Non smentisce l’assunto la terza apertura realizzata in questo ambito: quella che prevede l’ammissione tra i soggetti finanziabili anche, genericamente, delle “associazioni”, di tutte le associazioni; ma porta a concludere che, a seguito della riforma, si è rinunciato al modello della individuazione selettiva stabile e fissa dei soggetti ammessi al finanziamento. Sono pochissimi gli esclusi, e tra questi le consigliere di parità, proprio per il ruolo che rivestono: di promozione e di controllo. Su questo il gruppo di lavoro ha giustamente concentrato i suoi richiami.
Con la riforma, le consigliere hanno ricevuto ancora più significative competenze per quanto riguarda i piani di azioni positive che le pubbliche amministrazioni devono adottare, con durata triennale, calcolata a partire dal momento della loro adozione. In carenza di piano di azioni positive, l’amministrazione incorre nel blocco delle assunzioni. Come è noto, questa sanzione, allo stato attuale, è inefficace, dato che il blocco è stato imposto in generale nel settore.
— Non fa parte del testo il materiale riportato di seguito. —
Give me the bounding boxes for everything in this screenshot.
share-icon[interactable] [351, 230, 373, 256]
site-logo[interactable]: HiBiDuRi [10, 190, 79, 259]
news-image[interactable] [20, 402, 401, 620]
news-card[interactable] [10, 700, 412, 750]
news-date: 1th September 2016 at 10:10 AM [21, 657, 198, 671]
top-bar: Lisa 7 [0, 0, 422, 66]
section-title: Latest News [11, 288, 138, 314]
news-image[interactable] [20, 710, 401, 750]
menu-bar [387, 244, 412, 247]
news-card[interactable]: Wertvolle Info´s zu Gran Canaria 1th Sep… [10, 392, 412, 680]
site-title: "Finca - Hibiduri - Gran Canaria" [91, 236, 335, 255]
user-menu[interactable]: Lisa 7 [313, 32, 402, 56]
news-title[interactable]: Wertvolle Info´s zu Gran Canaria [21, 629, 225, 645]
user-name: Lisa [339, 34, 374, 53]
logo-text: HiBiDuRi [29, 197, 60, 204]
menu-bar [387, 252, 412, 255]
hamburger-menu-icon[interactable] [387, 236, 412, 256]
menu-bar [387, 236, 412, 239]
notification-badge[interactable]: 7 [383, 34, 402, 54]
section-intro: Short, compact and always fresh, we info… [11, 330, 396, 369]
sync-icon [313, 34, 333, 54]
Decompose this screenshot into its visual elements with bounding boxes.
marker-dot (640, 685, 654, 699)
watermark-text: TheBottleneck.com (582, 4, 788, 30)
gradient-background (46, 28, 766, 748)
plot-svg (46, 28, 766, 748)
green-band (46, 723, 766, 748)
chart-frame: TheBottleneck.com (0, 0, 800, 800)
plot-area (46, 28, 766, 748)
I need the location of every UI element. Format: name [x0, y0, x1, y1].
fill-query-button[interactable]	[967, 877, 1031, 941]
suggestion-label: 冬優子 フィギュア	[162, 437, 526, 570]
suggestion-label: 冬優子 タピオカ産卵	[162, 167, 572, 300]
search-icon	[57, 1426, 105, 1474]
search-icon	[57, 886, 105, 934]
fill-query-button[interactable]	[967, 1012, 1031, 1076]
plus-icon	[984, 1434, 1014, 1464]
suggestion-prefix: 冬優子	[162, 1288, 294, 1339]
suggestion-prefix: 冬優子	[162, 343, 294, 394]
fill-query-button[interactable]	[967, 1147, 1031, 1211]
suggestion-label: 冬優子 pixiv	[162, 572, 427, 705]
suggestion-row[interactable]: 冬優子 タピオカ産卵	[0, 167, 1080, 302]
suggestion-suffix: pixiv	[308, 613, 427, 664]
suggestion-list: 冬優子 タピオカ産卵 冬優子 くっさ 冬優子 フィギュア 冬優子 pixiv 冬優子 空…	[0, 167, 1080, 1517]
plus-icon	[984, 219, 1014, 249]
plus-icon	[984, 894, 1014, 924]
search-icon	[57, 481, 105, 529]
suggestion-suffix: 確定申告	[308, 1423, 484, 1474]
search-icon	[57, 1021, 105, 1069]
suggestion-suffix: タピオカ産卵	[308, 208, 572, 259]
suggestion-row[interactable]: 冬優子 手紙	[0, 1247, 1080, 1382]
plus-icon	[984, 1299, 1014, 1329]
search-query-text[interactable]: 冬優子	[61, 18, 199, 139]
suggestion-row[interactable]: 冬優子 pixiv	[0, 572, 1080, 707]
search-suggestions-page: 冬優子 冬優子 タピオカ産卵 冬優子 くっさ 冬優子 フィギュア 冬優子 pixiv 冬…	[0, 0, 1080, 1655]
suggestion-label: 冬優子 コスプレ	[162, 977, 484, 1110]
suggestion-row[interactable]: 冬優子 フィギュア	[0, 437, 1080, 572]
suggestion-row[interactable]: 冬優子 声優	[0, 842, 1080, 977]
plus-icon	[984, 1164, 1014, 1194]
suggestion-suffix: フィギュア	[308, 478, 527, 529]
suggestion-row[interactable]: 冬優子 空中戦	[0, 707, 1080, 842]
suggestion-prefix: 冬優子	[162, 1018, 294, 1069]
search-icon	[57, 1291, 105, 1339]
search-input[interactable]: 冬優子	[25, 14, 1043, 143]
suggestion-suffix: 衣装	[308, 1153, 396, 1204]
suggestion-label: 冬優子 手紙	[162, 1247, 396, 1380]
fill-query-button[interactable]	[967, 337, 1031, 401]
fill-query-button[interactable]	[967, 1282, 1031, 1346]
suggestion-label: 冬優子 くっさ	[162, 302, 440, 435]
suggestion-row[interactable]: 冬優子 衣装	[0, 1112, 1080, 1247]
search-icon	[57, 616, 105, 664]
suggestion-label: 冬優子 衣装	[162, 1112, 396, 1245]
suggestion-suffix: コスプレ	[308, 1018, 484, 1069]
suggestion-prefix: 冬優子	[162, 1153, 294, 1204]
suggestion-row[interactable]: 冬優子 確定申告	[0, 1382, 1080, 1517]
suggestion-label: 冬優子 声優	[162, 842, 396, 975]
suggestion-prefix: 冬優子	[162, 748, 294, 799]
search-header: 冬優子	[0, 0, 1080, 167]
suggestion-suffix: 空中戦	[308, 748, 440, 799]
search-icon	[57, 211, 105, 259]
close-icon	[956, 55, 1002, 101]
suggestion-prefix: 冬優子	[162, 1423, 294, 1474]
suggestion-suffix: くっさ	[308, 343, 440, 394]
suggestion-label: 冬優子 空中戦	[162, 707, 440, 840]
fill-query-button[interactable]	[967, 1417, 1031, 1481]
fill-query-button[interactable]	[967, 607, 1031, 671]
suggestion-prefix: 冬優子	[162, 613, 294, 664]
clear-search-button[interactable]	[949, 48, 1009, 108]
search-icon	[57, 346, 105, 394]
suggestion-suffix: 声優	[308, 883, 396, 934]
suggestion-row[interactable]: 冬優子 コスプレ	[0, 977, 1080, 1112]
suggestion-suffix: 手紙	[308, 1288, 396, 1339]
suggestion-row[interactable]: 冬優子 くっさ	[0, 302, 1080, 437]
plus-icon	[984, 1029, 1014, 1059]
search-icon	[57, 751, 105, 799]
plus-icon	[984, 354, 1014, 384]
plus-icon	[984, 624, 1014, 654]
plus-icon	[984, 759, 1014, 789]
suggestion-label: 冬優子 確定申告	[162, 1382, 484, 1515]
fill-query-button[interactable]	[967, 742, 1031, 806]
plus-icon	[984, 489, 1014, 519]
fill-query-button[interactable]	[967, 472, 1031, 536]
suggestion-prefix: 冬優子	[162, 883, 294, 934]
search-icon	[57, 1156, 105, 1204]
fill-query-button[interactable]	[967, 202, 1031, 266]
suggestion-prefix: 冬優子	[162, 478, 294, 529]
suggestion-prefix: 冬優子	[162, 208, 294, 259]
È importante, nel frattempo, concordare e ottenere una circolare esplicativa da parte del Ministero della funzione pubblica, rivolta anche a chiarire i vincoli che le amministrazioni hanno nel momento dell’assunzione e della promozione di personale, nei livelli in cui le donne sono sotto-rappresentate. La circolare è importante perché potrà contribuire a diffondere la conoscenza stessa di questo pacchetto di disposizioni.
La rete delle consigliere dovrebbe diventare il centro di una clessidra, ciascuna consigliera portando al centro interrogativi, soluzioni ed esperienze che potranno essere poi diffuse a tutta la base.